We are like astronauts getting beamed up (Scottie) from site to site at the click of a button as opposed to Dorothy’s method of space travel–clicking her heels–which has become obsolete. We get exposed to all sorts of ideas, products, scary opinions, flash sales and mysterious monsters that spew venom a.k.a. bloviators. (NOTE: Since I am one of those blogs that welcomes you lovely astronauts to read my I Mean What, I am guilty as charged.) Many of these sites now have sponsors or worse, e-commerce components and are desperately trying to sell you something… anything. More often they require us to sign up and reveal our personal information that gets sold off to other sites. Before you know it, we are hurling out of space and have not even left our desks. The social media landscape has become overpopulated with social media climbers desperate to get an ROI (Return On Investment), perhaps the scariest new term on Earth. We are bombarded with an overabundance of blatant marketing speak and some of these sites need to polish up their social media graces.

What started out as pure innocent fun–rating chicks on college campuses–has mushroom-clouded into a serious business or more accurately, a massive, mishmash of mass-marketing mush. Sprinkle that with a plethora of celebrities spewing pearls of their newly acquired wisdom leaving us with a mosh-pit of “visual white noise”. Our in-boxes are stuffed with promotional opportunities, must-haves, pictures of C-List celebrities wearing Designer X on a red carpet, and news flashes that feature nothing new. We are just now beginning to see the backlash to this forced fed frenzy of fotz. As Facebook and Twitter morph into one long ad roll, few can be trusted to speak the truth since every blog is cautiously and optimistically romancing potential advertisers. Either that, or we have brands desperately trying to get you to “LIKE” them in the hopes you will “click here” to purchase a twin set. Seriously, what’s more annoying than the rash of sneaker spammers on Facebook or those random unknown nudniks who beg you LIKE them, as would a “virtual Sally Field”.
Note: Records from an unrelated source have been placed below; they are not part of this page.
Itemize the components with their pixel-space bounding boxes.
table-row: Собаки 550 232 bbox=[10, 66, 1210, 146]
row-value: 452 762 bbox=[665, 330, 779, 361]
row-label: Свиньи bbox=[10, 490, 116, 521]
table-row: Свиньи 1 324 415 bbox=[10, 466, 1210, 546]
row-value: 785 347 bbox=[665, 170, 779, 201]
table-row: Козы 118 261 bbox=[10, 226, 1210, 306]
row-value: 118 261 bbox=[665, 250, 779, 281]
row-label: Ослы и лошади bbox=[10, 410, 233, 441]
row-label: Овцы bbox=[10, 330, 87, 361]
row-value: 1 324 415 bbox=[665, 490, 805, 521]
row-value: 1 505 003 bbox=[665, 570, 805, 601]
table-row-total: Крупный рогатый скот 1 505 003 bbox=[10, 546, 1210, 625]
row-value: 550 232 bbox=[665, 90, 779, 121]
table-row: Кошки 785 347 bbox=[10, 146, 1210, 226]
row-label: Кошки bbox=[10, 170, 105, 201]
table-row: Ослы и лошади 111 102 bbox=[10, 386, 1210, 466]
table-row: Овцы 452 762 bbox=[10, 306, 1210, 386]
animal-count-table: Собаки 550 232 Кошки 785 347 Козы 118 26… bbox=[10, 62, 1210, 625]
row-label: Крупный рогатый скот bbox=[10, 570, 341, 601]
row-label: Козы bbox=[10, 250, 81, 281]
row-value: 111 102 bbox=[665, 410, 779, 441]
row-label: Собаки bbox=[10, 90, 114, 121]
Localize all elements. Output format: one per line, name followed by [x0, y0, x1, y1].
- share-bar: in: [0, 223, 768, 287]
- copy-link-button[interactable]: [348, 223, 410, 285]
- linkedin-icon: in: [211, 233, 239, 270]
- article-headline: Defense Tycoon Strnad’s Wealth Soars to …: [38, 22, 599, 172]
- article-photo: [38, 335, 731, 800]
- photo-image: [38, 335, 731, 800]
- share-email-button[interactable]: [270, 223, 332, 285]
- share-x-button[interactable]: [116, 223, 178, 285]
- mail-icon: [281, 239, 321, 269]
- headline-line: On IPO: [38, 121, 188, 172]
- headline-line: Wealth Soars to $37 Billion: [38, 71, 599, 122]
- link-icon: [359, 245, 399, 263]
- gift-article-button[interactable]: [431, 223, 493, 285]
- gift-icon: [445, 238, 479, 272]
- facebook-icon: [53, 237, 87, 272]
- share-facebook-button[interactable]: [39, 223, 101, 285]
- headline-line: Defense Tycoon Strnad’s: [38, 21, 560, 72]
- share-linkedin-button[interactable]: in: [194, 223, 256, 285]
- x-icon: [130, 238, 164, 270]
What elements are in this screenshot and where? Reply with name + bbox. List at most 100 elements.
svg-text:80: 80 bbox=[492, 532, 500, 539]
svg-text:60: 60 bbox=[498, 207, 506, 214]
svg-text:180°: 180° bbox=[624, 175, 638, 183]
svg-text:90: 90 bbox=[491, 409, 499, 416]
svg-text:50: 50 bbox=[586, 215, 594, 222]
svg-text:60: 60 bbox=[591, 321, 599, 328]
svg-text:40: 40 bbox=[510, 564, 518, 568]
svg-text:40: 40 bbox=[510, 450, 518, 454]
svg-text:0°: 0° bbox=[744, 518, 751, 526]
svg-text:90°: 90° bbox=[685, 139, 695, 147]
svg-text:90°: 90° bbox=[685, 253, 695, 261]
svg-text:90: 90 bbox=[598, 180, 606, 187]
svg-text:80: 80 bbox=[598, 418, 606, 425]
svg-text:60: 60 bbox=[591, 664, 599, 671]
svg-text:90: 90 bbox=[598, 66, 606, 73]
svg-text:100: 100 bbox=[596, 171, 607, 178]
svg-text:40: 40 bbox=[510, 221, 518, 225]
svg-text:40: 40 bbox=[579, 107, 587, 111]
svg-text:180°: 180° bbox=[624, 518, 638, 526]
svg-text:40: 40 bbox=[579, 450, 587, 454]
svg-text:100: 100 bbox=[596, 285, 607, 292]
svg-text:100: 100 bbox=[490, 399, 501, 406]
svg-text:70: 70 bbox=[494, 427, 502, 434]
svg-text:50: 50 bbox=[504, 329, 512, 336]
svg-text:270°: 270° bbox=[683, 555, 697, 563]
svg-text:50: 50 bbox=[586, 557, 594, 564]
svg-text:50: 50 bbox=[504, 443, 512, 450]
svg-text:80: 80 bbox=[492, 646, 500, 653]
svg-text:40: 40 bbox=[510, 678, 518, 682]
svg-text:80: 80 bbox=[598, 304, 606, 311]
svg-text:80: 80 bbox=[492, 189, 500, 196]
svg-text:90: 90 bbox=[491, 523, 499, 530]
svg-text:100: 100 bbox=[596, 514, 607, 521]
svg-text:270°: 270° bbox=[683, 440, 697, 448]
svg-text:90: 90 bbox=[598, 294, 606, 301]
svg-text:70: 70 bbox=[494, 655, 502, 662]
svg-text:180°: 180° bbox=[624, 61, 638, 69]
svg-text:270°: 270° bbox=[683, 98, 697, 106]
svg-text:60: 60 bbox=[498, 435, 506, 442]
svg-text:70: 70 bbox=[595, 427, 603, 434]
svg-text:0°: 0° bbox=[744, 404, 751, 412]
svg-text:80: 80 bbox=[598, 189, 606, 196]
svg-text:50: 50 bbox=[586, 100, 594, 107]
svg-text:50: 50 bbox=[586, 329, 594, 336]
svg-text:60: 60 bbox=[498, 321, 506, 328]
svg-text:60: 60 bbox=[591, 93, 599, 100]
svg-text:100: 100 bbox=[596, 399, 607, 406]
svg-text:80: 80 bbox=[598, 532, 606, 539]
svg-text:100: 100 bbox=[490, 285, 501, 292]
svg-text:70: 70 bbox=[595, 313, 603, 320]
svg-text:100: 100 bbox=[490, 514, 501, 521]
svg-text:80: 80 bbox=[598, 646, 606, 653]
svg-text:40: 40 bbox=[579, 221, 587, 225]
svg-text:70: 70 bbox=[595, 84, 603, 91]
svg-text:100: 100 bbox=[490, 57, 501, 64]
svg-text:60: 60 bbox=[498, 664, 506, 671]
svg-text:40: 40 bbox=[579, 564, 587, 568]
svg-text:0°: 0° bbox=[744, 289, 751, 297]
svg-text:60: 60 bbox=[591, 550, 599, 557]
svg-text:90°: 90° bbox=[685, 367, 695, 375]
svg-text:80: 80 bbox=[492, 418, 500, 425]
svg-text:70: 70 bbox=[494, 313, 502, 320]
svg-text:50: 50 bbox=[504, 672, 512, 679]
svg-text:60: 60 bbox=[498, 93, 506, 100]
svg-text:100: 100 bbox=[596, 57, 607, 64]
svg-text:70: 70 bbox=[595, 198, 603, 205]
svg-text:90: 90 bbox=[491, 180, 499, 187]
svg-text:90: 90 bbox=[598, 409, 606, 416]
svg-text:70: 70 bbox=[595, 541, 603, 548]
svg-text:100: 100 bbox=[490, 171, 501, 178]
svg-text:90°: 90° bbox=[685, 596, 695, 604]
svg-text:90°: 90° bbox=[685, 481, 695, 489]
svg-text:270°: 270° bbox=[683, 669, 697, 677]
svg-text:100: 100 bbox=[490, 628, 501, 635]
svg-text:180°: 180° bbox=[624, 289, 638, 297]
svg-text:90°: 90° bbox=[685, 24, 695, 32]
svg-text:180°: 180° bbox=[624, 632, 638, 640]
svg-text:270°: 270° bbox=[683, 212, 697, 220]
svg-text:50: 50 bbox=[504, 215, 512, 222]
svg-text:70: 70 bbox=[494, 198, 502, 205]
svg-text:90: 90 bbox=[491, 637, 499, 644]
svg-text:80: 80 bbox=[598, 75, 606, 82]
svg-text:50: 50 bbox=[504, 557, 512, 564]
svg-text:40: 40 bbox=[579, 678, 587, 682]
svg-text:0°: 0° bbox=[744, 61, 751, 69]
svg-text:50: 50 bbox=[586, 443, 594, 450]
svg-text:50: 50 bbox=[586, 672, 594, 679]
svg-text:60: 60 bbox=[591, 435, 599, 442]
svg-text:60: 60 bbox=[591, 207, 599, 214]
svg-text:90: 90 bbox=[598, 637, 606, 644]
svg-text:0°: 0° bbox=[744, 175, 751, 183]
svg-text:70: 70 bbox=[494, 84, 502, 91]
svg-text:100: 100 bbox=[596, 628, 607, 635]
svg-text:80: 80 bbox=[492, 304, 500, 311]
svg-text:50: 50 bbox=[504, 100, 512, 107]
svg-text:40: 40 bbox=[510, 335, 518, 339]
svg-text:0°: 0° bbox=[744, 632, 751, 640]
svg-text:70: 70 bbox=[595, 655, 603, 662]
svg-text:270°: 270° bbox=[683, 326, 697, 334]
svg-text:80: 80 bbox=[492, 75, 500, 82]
Remember when the internet created a much-needed sense of community and we became a valued Unique Visitor? Now we have been reduced to a statistic that is valued only whether or not we shop. Surely we are no longer unique. All this activity is spiraling to the point where some of us are distrustful and uncomfortable with the blogosphere. This has created a new psychosis that psychiatrists might call anti-social media behavior. There’s a group of tech geeks and savvy marketers who are busy trying to create alternative universes–free of advertisers–for people like us who love socializing vis-à-vis social media but don’t want to be identified by their recent purchase of an “It” bag. (“People who like this also like that”, you know the drill.) Perhaps one day such a place will exist, a place where you are no longer just a number with a capacity to purchase an item, any item. There are websites like App.net, Airtime and Slang Who, all in Beta Testing, that want to capture this new breed of anti-social media behaviorists and take us to the virtual Promised Land.